Wonder Woman 1984: quando eravamo Reagan

È un flashback ambientato durante l’infanzia della Diana Prince principessa delle Amazzoni cresciuta su una ignota isola paradisiaca ad introdurre Wonder Woman 1984, sequel del Wonder Woman che ha provveduto nel 2017 a trasferire su grande schermo la supereroina dei fumetti DC Comics creata nel 1941 da William Moulton Marston, già al centro di una popolare televisiva prodotta tra il 1975 e il 1979.

Sequel che, disponibile su Amazon Prime Video, Apple Tv, Youtube, Google Play, TIMVISION, Chili, Rakuten TV, PlayStation Store, Microsoft Film & TV, Sky Primafila e Infinity, a differenza del primo capitolo non si svolge nel 1918, bensì, come il titolo stesso suggerisce, sceglie quale ambientazione temporale gli anni Ottanta, calando nuovamente Gal Gadot nei panni della protagonista, immediatamente impegnata in imprese proto-Superman.

Quindi, dopo essersi confrontata con la prima ondata di meccanizzazione del mondo, Diana Prince, che adesso si occupa di antichi manufatti, si trova ad avere a che fare con un genere umano all’apice del proprio successo.

Il genere umano dell’epoca della presidenza reaganiana, immerso nel benessere e convinto che si possa avere tutto; come pensa anche il Max Lord incarnato da Pedro Pascal, aggressivo affarista bramoso di petrolio e che, facilmente associabile (soprattutto nel look) ad un giovane Donald Trump, è il villain di turno delle circa due ore e mezza di visione.

Circa due ore e mezza che, se da un lato vedono anche il ritorno di Chris Pine nel ruolo della ex spia americana Steve Trevor, dall’altro introducono il personaggio della goffa scienziata Barbara Minerva alias Kristen Wiig, la cui vita verrà del tutto cambiata dal potere di una magica pietra.

Perché è proprio quest’ultimo oggetto del desiderio a portare scompiglio in Wonder Woman 1984, la cui sequenza maggiormente emozionante si rivela, senza alcun dubbio, quella della battaglia nella periferia del Cairo, orchestrata tra veicoli che si ribaltano, bambini in pericolo e l’agile donna armata di letale Lazo di Hestia impegnata in acrobazie fisiche.

Sequenza riuscita grazie soprattutto al lodevole lavoro svolto dagli stunt e che, insieme all’apparizione dell’armatura dorata in uno degli scontri e ad una simpatica sorpresa posta durante i titoli di coda del film, rappresenta l’unico reale motivo di interesse di una continuazione decisamente meno convincente rispetto al capostipite, firmato dalla stessa Patty Jenkins posta qui al timone di regia.

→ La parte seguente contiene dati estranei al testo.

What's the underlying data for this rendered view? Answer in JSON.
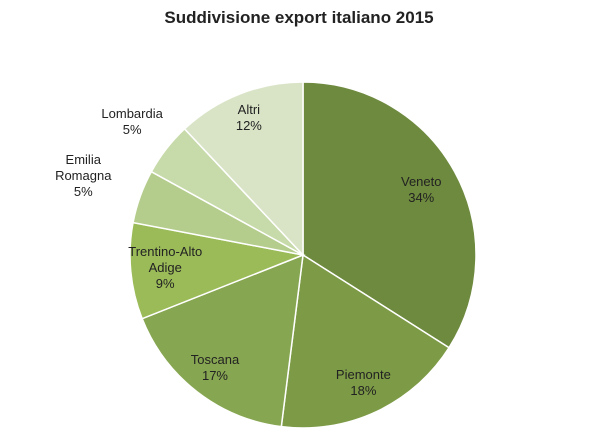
{
  "chart_data": {
    "type": "pie",
    "title": "Suddivisione export italiano 2015",
    "categories": [
      "Veneto",
      "Piemonte",
      "Toscana",
      "Trentino-Alto Adige",
      "Emilia Romagna",
      "Lombardia",
      "Altri"
    ],
    "values": [
      34,
      18,
      17,
      9,
      5,
      5,
      12
    ],
    "value_labels": [
      "34%",
      "18%",
      "17%",
      "9%",
      "5%",
      "5%",
      "12%"
    ],
    "colors": [
      "#6e8a3e",
      "#7d9b46",
      "#87a651",
      "#9bbb59",
      "#b4cd8c",
      "#c7daa9",
      "#d9e4c7"
    ]
  }
}
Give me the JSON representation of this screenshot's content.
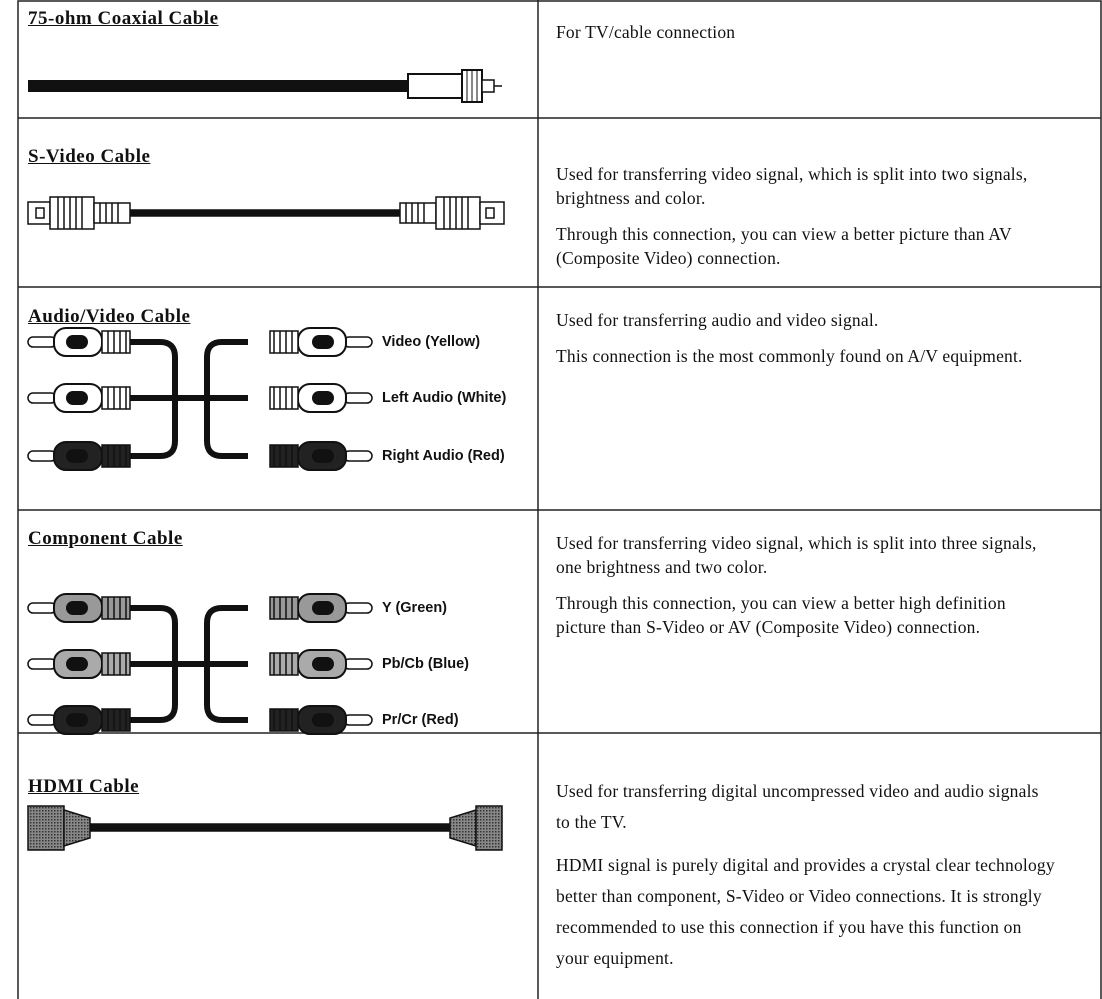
{
  "table": {
    "rows": [
      {
        "cable": "75-ohm Coaxial Cable",
        "description": [
          "For TV/cable connection"
        ]
      },
      {
        "cable": "S-Video Cable",
        "description": [
          "Used for transferring video signal, which is split into two signals, brightness and color.",
          "Through this connection, you can view a better picture than AV (Composite Video) connection."
        ]
      },
      {
        "cable": "Audio/Video Cable",
        "connector_labels": [
          "Video (Yellow)",
          "Left Audio (White)",
          "Right Audio (Red)"
        ],
        "description": [
          "Used for transferring audio and video signal.",
          "This connection is the most commonly found on A/V equipment."
        ]
      },
      {
        "cable": "Component Cable",
        "connector_labels": [
          "Y (Green)",
          "Pb/Cb (Blue)",
          "Pr/Cr (Red)"
        ],
        "description": [
          "Used for transferring video signal, which is split into three signals, one brightness and two color.",
          "Through this connection, you can view a better high definition picture than S-Video or AV (Composite Video) connection."
        ]
      },
      {
        "cable": "HDMI Cable",
        "description": [
          "Used for transferring digital uncompressed video and audio signals to the TV.",
          "HDMI signal is purely digital and provides a crystal clear technology better than component, S-Video or Video connections. It is strongly recommended to use this connection if you have this function on your equipment."
        ]
      }
    ]
  }
}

Del resto, non solo la sceneggiatura abbonda in dialoghi degni di un cartone animato rivolto agli spettatori più piccoli, ma, in generale, lo svolgimento non fatica a risultare piuttosto fiacco e poco coinvolgente, conferendo tranquillamente l’impressione che lo spettacolo sia tirato un po’ troppo per le lunghe.

Aggiungiamo poi che l’aria del decennio della musica pop – di cui il lungometraggio attacca chiaramente il dilagante pensiero capitalista – non si respira affatto e che, se Wonder Woman aveva manifestato il pregio di distaccarsi da tanto schizofrenici quanto insostenibili look proto-videoclip di molti cinecomic d’inizio terzo millennio rispecchiando gli stilemi narrativi ed estetici di una Settima arte risalente a molto tempo fa, Wonder Woman 1984 non sfoggia altro che i connotati di una stanca e piuttosto fredda seconda puntata mirata a far scontrare banalmente amore e potere nel ribadire che l’importante è la verità, in quanto dalle bugie non nasce niente di buono.

Senza dimenticare neppure l’immancabile (e forzata) situazione da movimento Me Too con molestatore di turno… fino ad un epilogo trasudante oltretutto patetico buonismo, tipico del sempre più imperante politically correct della Hollywood del XXI secolo.